Your last question comes from the line of Jordan Ghent with Stephens Inc. Please go ahead.

Jordan Ghent
Senior Research Associate, Stephens Inc

Hey, good morning. Thanks for taking my question. Most of them have been answered, but I just had one on the expenses. Kind of what's a good run rate kind of going forward? I think you talked about higher occupancy expenses in this last quarter. If we take those out, would that be kind of a good run rate over the next few quarters?

Stefan Chkautovich
EVP and CFO, Southern Missouri Bancorp

I would think this quarter's run rate would be good to use for going forward.
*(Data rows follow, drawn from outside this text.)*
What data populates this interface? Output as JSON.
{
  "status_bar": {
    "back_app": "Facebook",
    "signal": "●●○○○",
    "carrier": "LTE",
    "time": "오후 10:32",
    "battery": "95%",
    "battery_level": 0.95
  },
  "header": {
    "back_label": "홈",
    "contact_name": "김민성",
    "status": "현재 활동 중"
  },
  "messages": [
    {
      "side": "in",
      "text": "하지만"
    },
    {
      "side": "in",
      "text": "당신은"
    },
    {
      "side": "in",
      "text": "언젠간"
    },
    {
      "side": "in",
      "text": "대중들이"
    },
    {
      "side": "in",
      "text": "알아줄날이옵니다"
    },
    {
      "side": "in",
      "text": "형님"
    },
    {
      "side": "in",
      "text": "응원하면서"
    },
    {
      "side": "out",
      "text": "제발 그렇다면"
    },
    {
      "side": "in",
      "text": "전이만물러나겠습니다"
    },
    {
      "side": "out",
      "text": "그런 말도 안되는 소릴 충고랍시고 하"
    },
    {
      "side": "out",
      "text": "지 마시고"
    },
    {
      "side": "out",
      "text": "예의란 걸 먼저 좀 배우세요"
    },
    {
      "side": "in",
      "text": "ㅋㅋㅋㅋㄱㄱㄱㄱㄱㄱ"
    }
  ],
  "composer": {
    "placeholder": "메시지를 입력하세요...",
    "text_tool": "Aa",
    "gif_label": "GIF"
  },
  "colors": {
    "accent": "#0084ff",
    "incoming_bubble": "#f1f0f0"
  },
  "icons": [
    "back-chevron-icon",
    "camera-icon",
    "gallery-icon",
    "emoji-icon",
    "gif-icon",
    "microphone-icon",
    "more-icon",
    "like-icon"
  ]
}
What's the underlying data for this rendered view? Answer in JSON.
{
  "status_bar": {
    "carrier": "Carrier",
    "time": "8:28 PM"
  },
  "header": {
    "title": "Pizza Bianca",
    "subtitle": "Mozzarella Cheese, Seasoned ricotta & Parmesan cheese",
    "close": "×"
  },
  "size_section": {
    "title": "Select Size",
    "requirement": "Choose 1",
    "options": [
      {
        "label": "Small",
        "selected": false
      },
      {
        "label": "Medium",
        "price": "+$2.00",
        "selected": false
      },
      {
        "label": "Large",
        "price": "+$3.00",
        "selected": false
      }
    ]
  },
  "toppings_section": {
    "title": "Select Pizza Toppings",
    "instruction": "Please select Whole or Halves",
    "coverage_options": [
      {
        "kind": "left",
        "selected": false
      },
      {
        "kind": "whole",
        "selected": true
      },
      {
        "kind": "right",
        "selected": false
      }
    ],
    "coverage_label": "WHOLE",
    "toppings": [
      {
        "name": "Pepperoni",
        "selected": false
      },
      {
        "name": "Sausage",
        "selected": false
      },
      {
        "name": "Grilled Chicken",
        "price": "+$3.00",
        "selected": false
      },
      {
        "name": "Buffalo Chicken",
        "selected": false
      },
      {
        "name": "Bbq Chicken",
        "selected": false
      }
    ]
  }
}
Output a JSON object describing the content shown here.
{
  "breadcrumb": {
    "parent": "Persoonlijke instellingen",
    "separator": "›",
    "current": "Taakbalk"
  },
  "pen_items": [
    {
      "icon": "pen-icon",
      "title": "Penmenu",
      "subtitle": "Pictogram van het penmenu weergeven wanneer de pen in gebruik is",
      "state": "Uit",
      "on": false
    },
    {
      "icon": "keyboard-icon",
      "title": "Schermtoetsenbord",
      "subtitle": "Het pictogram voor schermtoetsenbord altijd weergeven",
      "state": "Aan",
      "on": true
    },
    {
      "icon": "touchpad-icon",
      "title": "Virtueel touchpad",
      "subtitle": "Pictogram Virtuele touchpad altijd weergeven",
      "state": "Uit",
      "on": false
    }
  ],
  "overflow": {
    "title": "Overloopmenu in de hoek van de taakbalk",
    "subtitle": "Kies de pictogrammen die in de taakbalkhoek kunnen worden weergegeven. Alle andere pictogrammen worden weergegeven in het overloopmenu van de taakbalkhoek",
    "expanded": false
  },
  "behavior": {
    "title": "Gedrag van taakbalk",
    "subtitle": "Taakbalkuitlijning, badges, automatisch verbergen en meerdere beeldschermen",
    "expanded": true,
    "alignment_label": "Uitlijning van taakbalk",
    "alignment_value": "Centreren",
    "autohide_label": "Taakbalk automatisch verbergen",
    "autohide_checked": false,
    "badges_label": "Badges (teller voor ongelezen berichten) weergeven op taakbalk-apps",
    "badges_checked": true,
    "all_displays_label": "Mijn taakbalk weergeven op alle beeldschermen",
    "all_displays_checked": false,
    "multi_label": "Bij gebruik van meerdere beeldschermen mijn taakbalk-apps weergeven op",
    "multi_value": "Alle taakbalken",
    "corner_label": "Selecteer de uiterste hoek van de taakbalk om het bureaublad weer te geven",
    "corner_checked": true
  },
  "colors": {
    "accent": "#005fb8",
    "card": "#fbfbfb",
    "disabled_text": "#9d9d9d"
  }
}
There wasn't a whole lot of one-time events in there on the expense side.

Jordan Ghent
Senior Research Associate, Stephens Inc

Got it. Okay. Thanks for that, and that's it for me.

Stefan Chkautovich
EVP and CFO, Southern Missouri Bancorp

Thanks, Jordan.

Operator

That concludes our Q&A session. I will now turn the call back over to Matt Funke, President, for closing remarks.

Matt Funke
President and Chief Administrative Officer, Southern Missouri Bancorp

Well, thank you, Bella, and thank you everyone for joining us. We appreciate your interest in the company, and we look forward to visiting again here in three months. Have a good day.

Operator

Ladies and gentlemen, that concludes today's call. Thank you all for joining. You may now disconnect. Everyone, have a great day.